Danach erscheint auch mir die Frage "Parteiengesetz" naheliegend zu sein.

Sara
Sara
6 Jahre zuvor

Ich bin nämlich durchaus am Überlegen einzutreten, da ich der CDU näher bin würde ich dann natürlich für eine Koalition stimmen. Aber der SPD einfach so Geld überweisen möchte ich nicht.

Helmut Junge
Helmut Junge
6 Jahre zuvor

@Sara, vielleicht sind ja all die SPD-Mitglieder, die pro Groko stimmen werden, auch genau wie Sie der CDU näher, und sogar bereit,dafür ihren Beitrag zu zahlen. Hab ich sowieso schon mal gedacht.
Die sind ja enger zusammen, als die CSU und die CDU. Zwischen diesen beiden Parteien gibt es nämlich oft Streit, während die SPD höchstens mal eine unliebsame Jugendorganisation oder Teile davon rausgeschmissen hat. Meist war dann wieder Ruhe in der Partei. Zwei Studentenorganisationen und auch Jusogruppen mußten raus.

Ke
Ke
6 Jahre zuvor

Ich habe die vielen Zeilen gelesen, bin aber noch auf der Suche nach dem Grund, warum ich in diese "moderne Mitgliederpartei" eintreten soll.

Wie wäre es mal mit konkreten Aussagen?

Helmut Junge
Helmut Junge
6 Jahre zuvor

@KE (8), wer über mögliche Neuwahlen, oder eine weitere Groko mitentscheiden möchte, kann das zur Zeit nirgendwo besser als in der SPD. Keine andere Partei bietet diese Chance. Das ist ein Hauch direkter Demokratie. (Falls der Parteivorstand sich an den Mitgliederbeschluß hält)

ke
ke
6 Jahre zuvor

@9:
SPD und direkte Demokratie? Die 100% Partei 🙂 Die ihren 100% Chef dann sofort wieder loswerden möchte.

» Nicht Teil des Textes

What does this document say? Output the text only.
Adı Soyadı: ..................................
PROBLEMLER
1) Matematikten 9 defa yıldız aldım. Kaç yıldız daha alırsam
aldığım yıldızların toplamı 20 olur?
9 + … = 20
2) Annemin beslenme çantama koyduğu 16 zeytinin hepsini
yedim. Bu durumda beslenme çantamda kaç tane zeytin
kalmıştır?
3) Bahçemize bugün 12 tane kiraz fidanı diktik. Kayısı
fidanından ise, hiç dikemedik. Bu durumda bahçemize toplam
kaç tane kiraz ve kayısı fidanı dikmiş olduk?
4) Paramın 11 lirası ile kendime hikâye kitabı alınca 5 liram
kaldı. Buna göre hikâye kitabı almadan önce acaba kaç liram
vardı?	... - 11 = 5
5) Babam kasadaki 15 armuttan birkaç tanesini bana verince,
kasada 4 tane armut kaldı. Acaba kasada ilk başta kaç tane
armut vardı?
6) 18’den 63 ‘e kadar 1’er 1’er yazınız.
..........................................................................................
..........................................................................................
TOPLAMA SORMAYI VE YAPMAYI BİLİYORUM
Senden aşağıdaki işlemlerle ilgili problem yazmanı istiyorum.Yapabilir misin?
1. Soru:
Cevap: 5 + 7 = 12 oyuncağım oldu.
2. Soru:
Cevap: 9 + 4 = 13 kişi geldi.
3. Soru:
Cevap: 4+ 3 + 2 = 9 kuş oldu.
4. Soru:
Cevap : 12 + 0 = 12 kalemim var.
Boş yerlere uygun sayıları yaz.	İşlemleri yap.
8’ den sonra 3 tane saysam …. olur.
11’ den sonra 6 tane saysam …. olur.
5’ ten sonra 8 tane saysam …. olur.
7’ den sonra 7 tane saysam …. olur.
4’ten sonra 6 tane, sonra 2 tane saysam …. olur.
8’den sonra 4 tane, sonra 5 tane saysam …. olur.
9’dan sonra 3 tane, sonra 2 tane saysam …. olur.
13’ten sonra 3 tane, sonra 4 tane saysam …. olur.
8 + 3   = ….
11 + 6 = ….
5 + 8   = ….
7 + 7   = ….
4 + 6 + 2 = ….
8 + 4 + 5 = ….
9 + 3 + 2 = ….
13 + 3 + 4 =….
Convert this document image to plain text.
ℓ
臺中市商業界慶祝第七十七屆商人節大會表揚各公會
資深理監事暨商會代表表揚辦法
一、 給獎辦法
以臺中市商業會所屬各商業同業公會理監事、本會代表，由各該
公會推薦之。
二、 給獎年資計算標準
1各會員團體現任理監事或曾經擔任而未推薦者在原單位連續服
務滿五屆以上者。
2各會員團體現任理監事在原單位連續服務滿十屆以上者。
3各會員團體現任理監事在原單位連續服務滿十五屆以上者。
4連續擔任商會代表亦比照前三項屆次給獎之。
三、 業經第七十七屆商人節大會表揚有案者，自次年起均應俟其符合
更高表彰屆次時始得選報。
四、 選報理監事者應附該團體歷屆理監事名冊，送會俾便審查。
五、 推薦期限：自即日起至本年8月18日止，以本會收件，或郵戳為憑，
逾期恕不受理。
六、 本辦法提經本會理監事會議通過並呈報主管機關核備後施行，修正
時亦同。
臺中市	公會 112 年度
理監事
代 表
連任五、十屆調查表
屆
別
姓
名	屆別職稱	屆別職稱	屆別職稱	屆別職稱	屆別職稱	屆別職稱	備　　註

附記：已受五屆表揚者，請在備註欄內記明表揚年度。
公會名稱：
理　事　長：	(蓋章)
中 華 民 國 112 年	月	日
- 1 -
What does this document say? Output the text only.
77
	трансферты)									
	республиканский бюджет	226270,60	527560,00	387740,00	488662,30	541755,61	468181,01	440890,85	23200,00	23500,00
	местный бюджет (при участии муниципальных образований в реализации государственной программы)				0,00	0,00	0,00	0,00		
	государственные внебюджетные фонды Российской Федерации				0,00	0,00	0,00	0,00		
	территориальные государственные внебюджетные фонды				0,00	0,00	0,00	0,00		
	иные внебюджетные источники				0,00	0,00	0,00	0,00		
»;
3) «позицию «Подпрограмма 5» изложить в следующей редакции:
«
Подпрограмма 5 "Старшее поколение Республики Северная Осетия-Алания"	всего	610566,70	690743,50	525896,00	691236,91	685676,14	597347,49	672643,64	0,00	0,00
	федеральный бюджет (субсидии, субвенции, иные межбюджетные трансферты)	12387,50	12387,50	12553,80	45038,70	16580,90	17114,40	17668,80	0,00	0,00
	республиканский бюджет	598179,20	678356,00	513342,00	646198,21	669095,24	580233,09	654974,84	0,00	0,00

Direkte Demokratie ist klasse. Aber nicht als Light Version.

Paul Kaminski
Paul Kaminski
6 Jahre zuvor

Ich bin schon vor einer Woche eingetreten und werde natürlich mit NEIN stimmen. Eine bessere Chance Fr. Merkel von der Macht, die sie schon so oft missbraucht hat, fernzuhalten, wird es nicht mehr geben. Für die SPD gibt es in dieser Konstellation nichts zu gewinnen, die Durchsetzung von Mindestlohn und Rente mit 63 hat ihr ein Minus von 6% beschert. Die SPD und Schulze stehen nur deshalb so schlecht da, weil sie nicht bei ihrem Nein geblieben sind. Merkel könnte schon Geschichte sein, bzw. endlich unter parlamentarischer Kontrolle durch eine Minderheitsregierung – da kommt Steinmeier und hebt diese politisch Untote wieder aufs Parkett. Wahnsinn !

Walter Stach
Walter Stach
6 Jahre zuvor

Paul,
und das ist gut so, sage ich als "Altgenosse".
Ganz, ganz wichtig ist es, daß "man" auch als "Neuer" in der SPDalles versucht, andere Parteimitglieder davon zu überzeugen, mit NEIN zustimmen. Ich versuche das jeden Tag.